As n increases, SE will decrease
LOS 11. g: Identify and describe desirable properties of an estimator.
Desirable statistic properties of an estimator include:
- Unbiasedness (sign of estimation error is random; the expected value of the estimator equals the parameter being estimated),
- Efficiency (lower sampling error than any other unbiased estimator)
- Consistency (variance of sampling error decreases and mean increases with sample size increases).
LOS 11. h: Distinguish between a point estimate and a confidence interval estimate of a population parameter.
Point estimates are single value estimates of population parameters. An estimator is a formula used to compute a point estimate.
Formula is Sample mean + or - (reliability factor x standard error); where reliability factor is Z(a/2)
Z (a/2) = 1.65 for 90% CI; 1.96 for 95% CI; 2.58 for 99% CI
LOS 11. h: Distinguish between a point estimate and a confidence interval estimate of a population parameter.
A range within which we can assert, with probability of 1 - a, the degree of confidence that the range will contain the parameter.
LOS 11. h: Distinguish between a point estimate and a confidence interval estimate of a population parameter. The reliability factor.
The reliability factor is a number that depends on the sampling distribution of the point estimate and the probability that the point estimate falls on the confidence interval.
LOS 11. i: Describe properties of Student’s t-distribution and calculate and interpret its degrees of freedom.
Use this when the following is present: Sample less than 30 and normal distribution with unknown variance;
Defined by a single parameter => degrees of freedom = n - 1
Lower peak than normal, fatter tails
Degrees of freedom for the t-distirbution are equal to n-1. Student’s t-distribution is closer to the normal distribution when df is greater, and confidence intervals are narrower when df is greater.
LOS 11. j: Calculate and interpret a confidence interval for a population mean, given a normal distribution with 1) a known population variance, 2) an unknown population variance, or 3) an unknown variance and a large sample size.
For a normally distributed population, a confidence interval for its mean can be constructed using a z-statistic when variance is known, and a t-statistic whne the variance is unknown. The z-statistic is acceptable in the case of a normal population with an unknown variance if the sample size is large (30+).
LOS 11. j: Calculate and interpret a confidence interval for a population mean, given a normal distribution with 1) a known population variance, 2) an unknown population variance, or 3) an unknown variance and a large sample size.

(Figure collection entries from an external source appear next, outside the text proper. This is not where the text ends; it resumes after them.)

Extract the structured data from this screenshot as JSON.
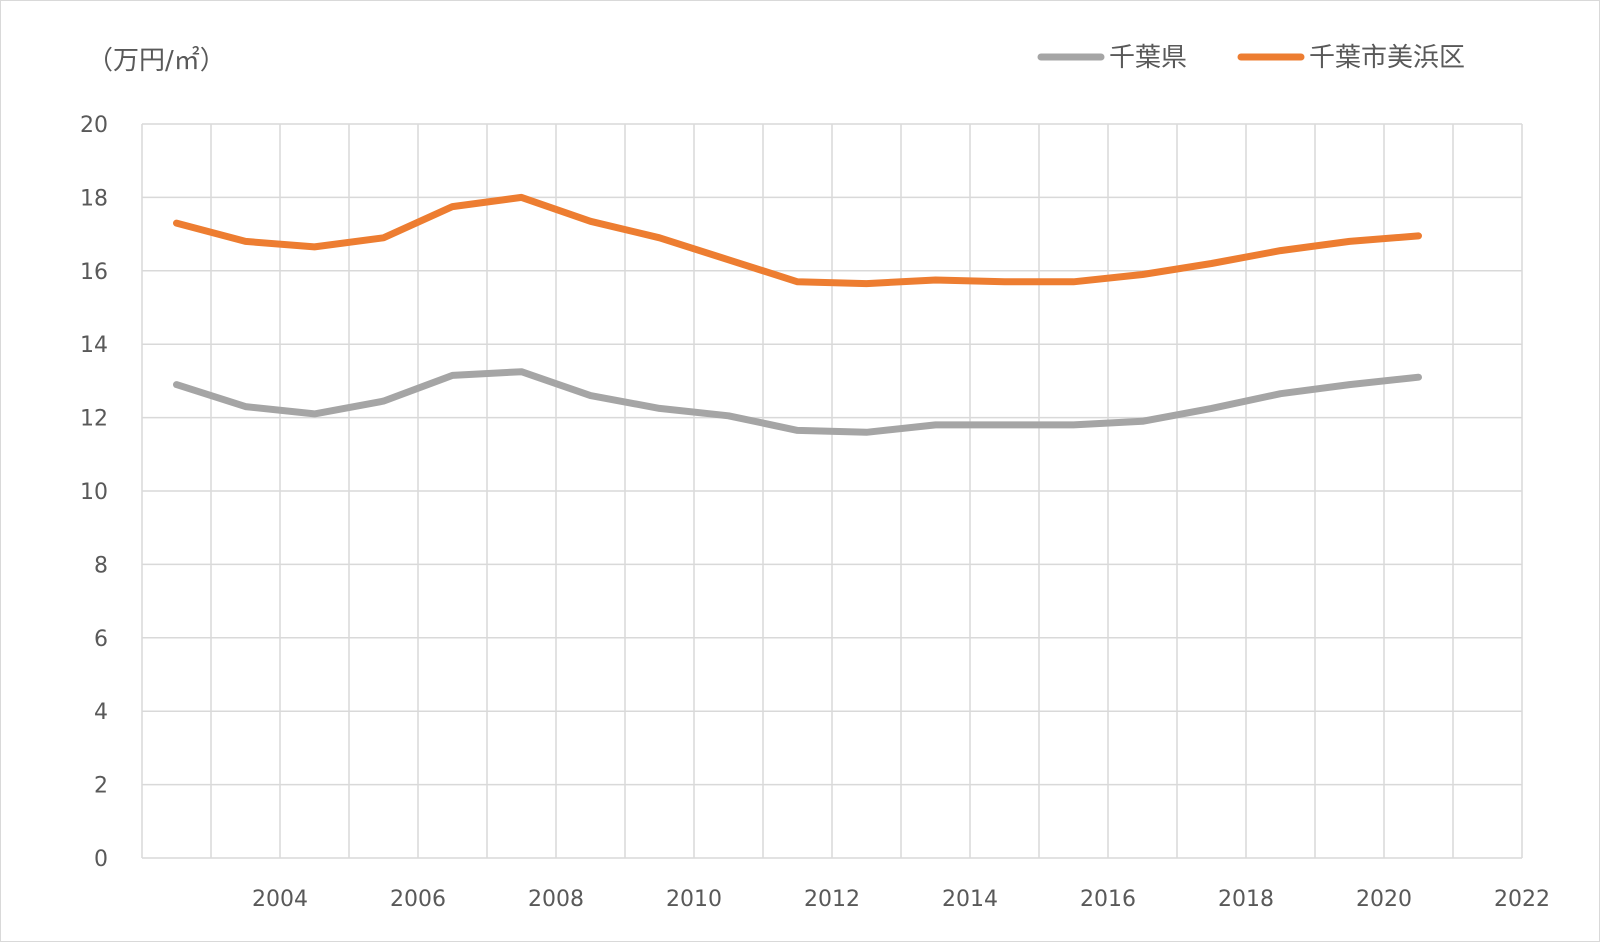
{
  "chart_data": {
    "type": "line",
    "title": "",
    "y_unit_label": "（万円/㎡）",
    "xlabel": "",
    "ylabel": "",
    "ylim": [
      0,
      20
    ],
    "y_ticks": [
      "0",
      "2",
      "4",
      "6",
      "8",
      "10",
      "12",
      "14",
      "16",
      "18",
      "20"
    ],
    "xlim": [
      2002,
      2022
    ],
    "x_ticks": [
      "2004",
      "2006",
      "2008",
      "2010",
      "2012",
      "2014",
      "2016",
      "2018",
      "2020",
      "2022"
    ],
    "grid": true,
    "legend_position": "top-right",
    "x": [
      2002.5,
      2003.5,
      2004.5,
      2005.5,
      2006.5,
      2007.5,
      2008.5,
      2009.5,
      2010.5,
      2011.5,
      2012.5,
      2013.5,
      2014.5,
      2015.5,
      2016.5,
      2017.5,
      2018.5,
      2019.5,
      2020.5
    ],
    "series": [
      {
        "name": "千葉県",
        "color": "#a5a5a5",
        "values": [
          12.9,
          12.3,
          12.1,
          12.45,
          13.15,
          13.25,
          12.6,
          12.25,
          12.05,
          11.65,
          11.6,
          11.8,
          11.8,
          11.8,
          11.9,
          12.25,
          12.65,
          12.9,
          13.1
        ]
      },
      {
        "name": "千葉市美浜区",
        "color": "#ed7d31",
        "values": [
          17.3,
          16.8,
          16.65,
          16.9,
          17.75,
          18.0,
          17.35,
          16.9,
          16.3,
          15.7,
          15.65,
          15.75,
          15.7,
          15.7,
          15.9,
          16.2,
          16.55,
          16.8,
          16.95
        ]
      }
    ]
  }
}
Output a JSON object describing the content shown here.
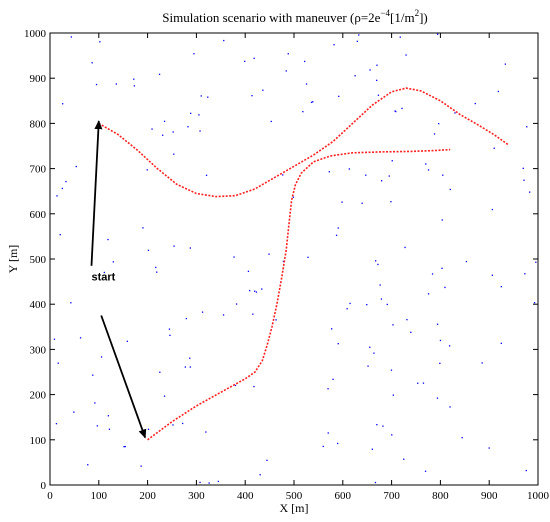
{
  "chart_data": {
    "type": "scatter",
    "title_main": "Simulation scenario with maneuver (ρ=2e",
    "title_sup1": "−4",
    "title_mid": "[1/m",
    "title_sup2": "2",
    "title_end": "])",
    "xlabel": "X [m]",
    "ylabel": "Y [m]",
    "xlim": [
      0,
      1000
    ],
    "ylim": [
      0,
      1000
    ],
    "xticks": [
      "0",
      "100",
      "200",
      "300",
      "400",
      "500",
      "600",
      "700",
      "800",
      "900",
      "1000"
    ],
    "yticks": [
      "0",
      "100",
      "200",
      "300",
      "400",
      "500",
      "600",
      "700",
      "800",
      "900",
      "1000"
    ],
    "grid": false,
    "density": 0.0002,
    "point_color": "#0000ff",
    "trajectory_color": "#ff2020",
    "trajectories": [
      {
        "points": [
          [
            100,
            800
          ],
          [
            140,
            775
          ],
          [
            180,
            740
          ],
          [
            220,
            700
          ],
          [
            260,
            665
          ],
          [
            300,
            645
          ],
          [
            340,
            638
          ],
          [
            380,
            640
          ],
          [
            420,
            655
          ],
          [
            460,
            680
          ],
          [
            500,
            705
          ],
          [
            540,
            730
          ],
          [
            580,
            760
          ],
          [
            620,
            800
          ],
          [
            660,
            840
          ],
          [
            700,
            870
          ],
          [
            730,
            878
          ],
          [
            760,
            872
          ],
          [
            800,
            850
          ],
          [
            840,
            820
          ],
          [
            880,
            795
          ],
          [
            910,
            775
          ],
          [
            940,
            752
          ]
        ]
      },
      {
        "points": [
          [
            200,
            100
          ],
          [
            250,
            140
          ],
          [
            300,
            175
          ],
          [
            350,
            205
          ],
          [
            400,
            235
          ],
          [
            420,
            250
          ],
          [
            435,
            275
          ],
          [
            445,
            310
          ],
          [
            455,
            350
          ],
          [
            465,
            400
          ],
          [
            475,
            460
          ],
          [
            484,
            520
          ],
          [
            490,
            580
          ],
          [
            495,
            630
          ],
          [
            503,
            665
          ],
          [
            515,
            690
          ],
          [
            540,
            715
          ],
          [
            575,
            728
          ],
          [
            620,
            735
          ],
          [
            680,
            737
          ],
          [
            740,
            738
          ],
          [
            790,
            740
          ],
          [
            820,
            742
          ]
        ]
      }
    ],
    "annotations": [
      {
        "text": "start",
        "x": 85,
        "y": 452
      },
      {
        "arrow_from": [
          85,
          485
        ],
        "arrow_to": [
          100,
          805
        ]
      },
      {
        "arrow_from": [
          105,
          375
        ],
        "arrow_to": [
          195,
          105
        ]
      }
    ]
  }
}
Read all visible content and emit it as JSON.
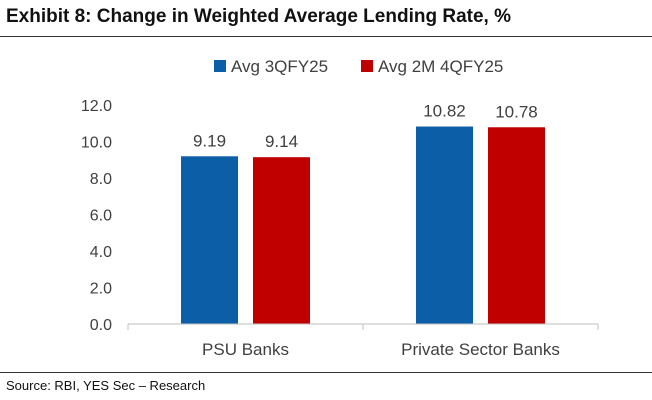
{
  "title": "Exhibit 8: Change in Weighted Average Lending Rate, %",
  "source": "Source: RBI, YES Sec – Research",
  "chart_data": {
    "type": "bar",
    "title": "Exhibit 8: Change in Weighted Average Lending Rate, %",
    "xlabel": "",
    "ylabel": "",
    "categories": [
      "PSU Banks",
      "Private Sector Banks"
    ],
    "series": [
      {
        "name": "Avg 3QFY25",
        "values": [
          9.19,
          10.82
        ],
        "labels": [
          "9.19",
          "10.82"
        ],
        "color": "#0c5fa6"
      },
      {
        "name": "Avg 2M 4QFY25",
        "values": [
          9.14,
          10.78
        ],
        "labels": [
          "9.14",
          "10.78"
        ],
        "color": "#c00000"
      }
    ],
    "ylim": [
      0,
      12
    ],
    "yticks": [
      "0.0",
      "2.0",
      "4.0",
      "6.0",
      "8.0",
      "10.0",
      "12.0"
    ],
    "legend": "top-center",
    "grid": false
  }
}
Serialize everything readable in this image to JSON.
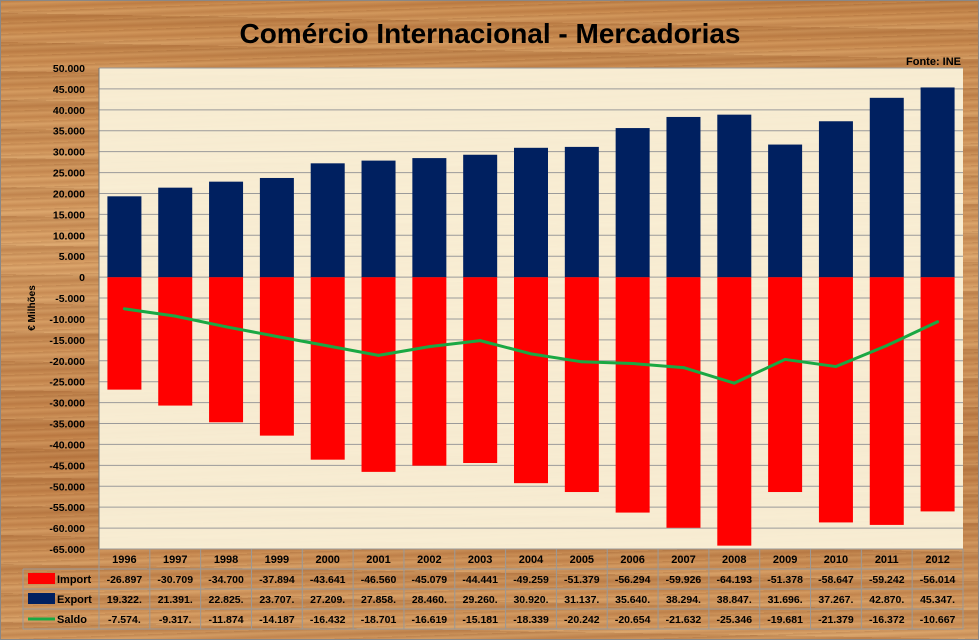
{
  "chart_data": {
    "type": "bar",
    "title": "Comércio Internacional - Mercadorias",
    "source": "Fonte: INE",
    "ylabel": "€ Milhões",
    "xlabel": "",
    "ylim": [
      -65000,
      50000
    ],
    "yticks": [
      "50.000",
      "45.000",
      "40.000",
      "35.000",
      "30.000",
      "25.000",
      "20.000",
      "15.000",
      "10.000",
      "5.000",
      "0",
      "-5.000",
      "-10.000",
      "-15.000",
      "-20.000",
      "-25.000",
      "-30.000",
      "-35.000",
      "-40.000",
      "-45.000",
      "-50.000",
      "-55.000",
      "-60.000",
      "-65.000"
    ],
    "grid": true,
    "categories": [
      "1996",
      "1997",
      "1998",
      "1999",
      "2000",
      "2001",
      "2002",
      "2003",
      "2004",
      "2005",
      "2006",
      "2007",
      "2008",
      "2009",
      "2010",
      "2011",
      "2012"
    ],
    "series": [
      {
        "name": "Import",
        "type": "bar",
        "color": "#ff0000",
        "values": [
          -26897,
          -30709,
          -34700,
          -37894,
          -43641,
          -46560,
          -45079,
          -44441,
          -49259,
          -51379,
          -56294,
          -59926,
          -64193,
          -51378,
          -58647,
          -59242,
          -56014
        ],
        "labels": [
          "-26.897",
          "-30.709",
          "-34.700",
          "-37.894",
          "-43.641",
          "-46.560",
          "-45.079",
          "-44.441",
          "-49.259",
          "-51.379",
          "-56.294",
          "-59.926",
          "-64.193",
          "-51.378",
          "-58.647",
          "-59.242",
          "-56.014"
        ]
      },
      {
        "name": "Export",
        "type": "bar",
        "color": "#002060",
        "values": [
          19322,
          21391,
          22825,
          23707,
          27209,
          27858,
          28460,
          29260,
          30920,
          31137,
          35640,
          38294,
          38847,
          31696,
          37267,
          42870,
          45347
        ],
        "labels": [
          "19.322.",
          "21.391.",
          "22.825.",
          "23.707.",
          "27.209.",
          "27.858.",
          "28.460.",
          "29.260.",
          "30.920.",
          "31.137.",
          "35.640.",
          "38.294.",
          "38.847.",
          "31.696.",
          "37.267.",
          "42.870.",
          "45.347."
        ]
      },
      {
        "name": "Saldo",
        "type": "line",
        "color": "#1aa843",
        "values": [
          -7574,
          -9317,
          -11874,
          -14187,
          -16432,
          -18701,
          -16619,
          -15181,
          -18339,
          -20242,
          -20654,
          -21632,
          -25346,
          -19681,
          -21379,
          -16372,
          -10667
        ],
        "labels": [
          "-7.574.",
          "-9.317.",
          "-11.874",
          "-14.187",
          "-16.432",
          "-18.701",
          "-16.619",
          "-15.181",
          "-18.339",
          "-20.242",
          "-20.654",
          "-21.632",
          "-25.346",
          "-19.681",
          "-21.379",
          "-16.372",
          "-10.667"
        ]
      }
    ]
  }
}
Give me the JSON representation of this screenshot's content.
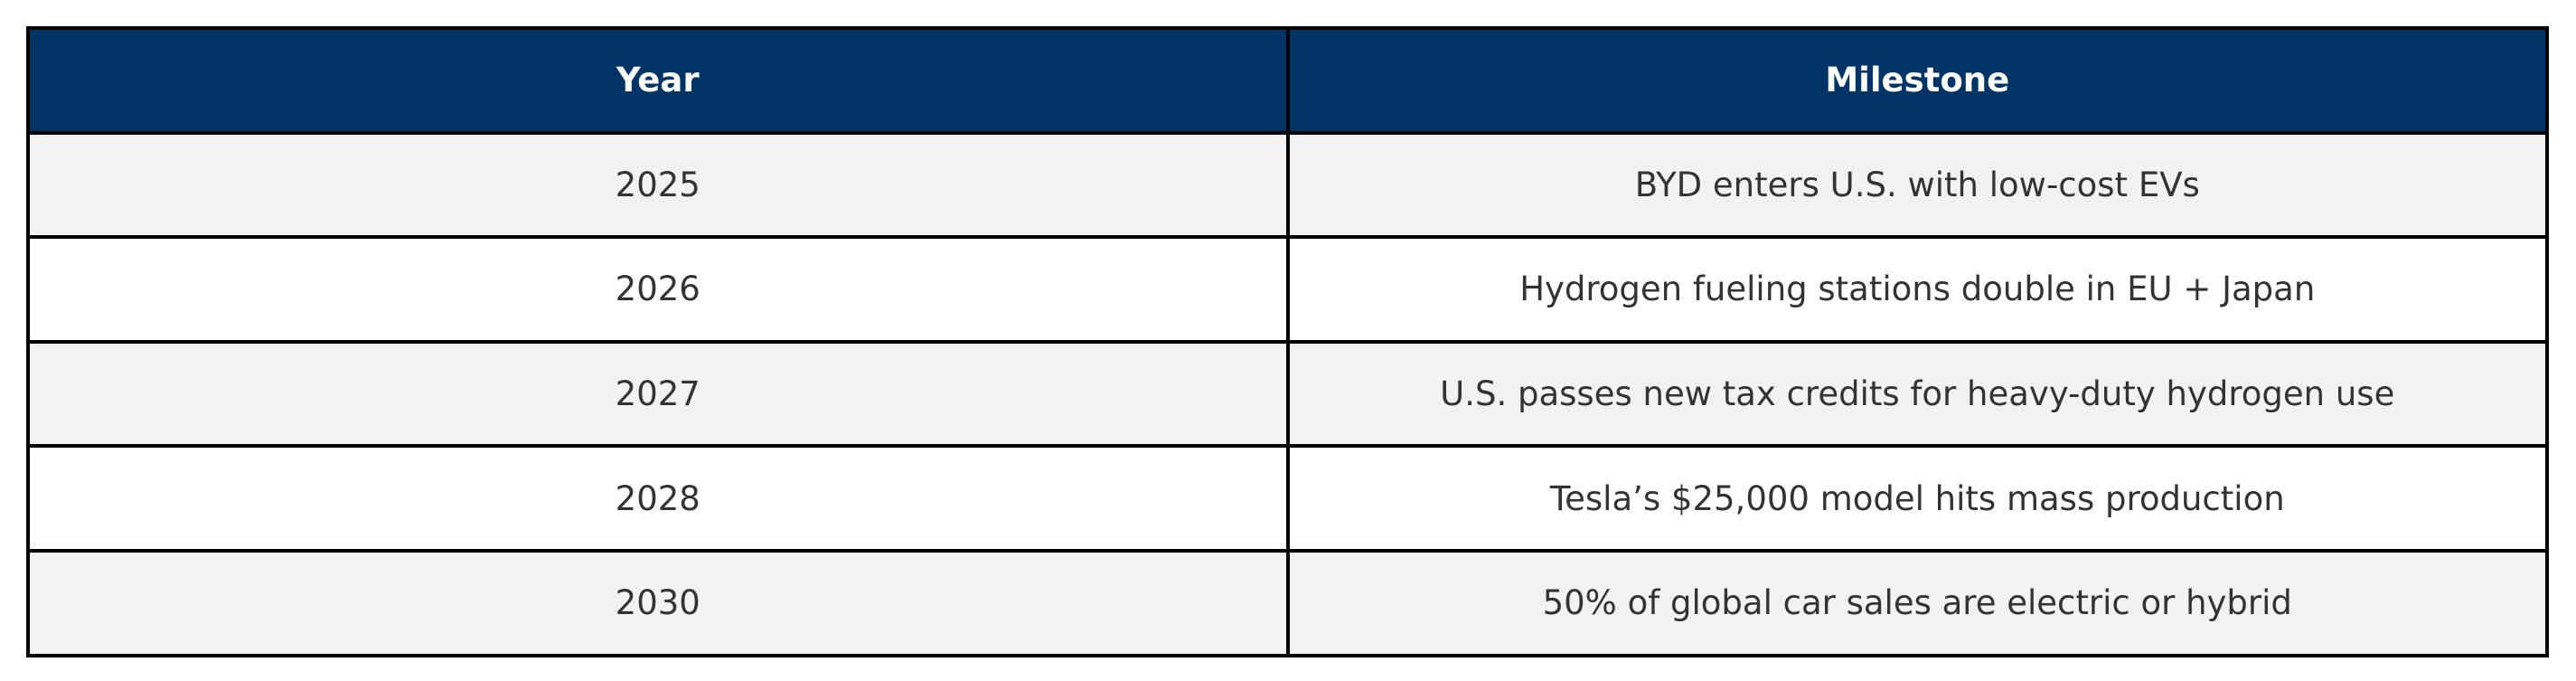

Chart.
LOS 11. k: Describe the issues regarding selection of the appropriate sample size, data-mining bias, sample selection bias, survivorship bias, look-ahead bias, and time-period bias.
Increasing the sample size will generally improve parameter estimates and narrow confidence intervals. The cost of more data must be weighted against these benefits, and adding data that is not generated by the same distribution will not necessarily improve accuracy or narrow confidence intervals.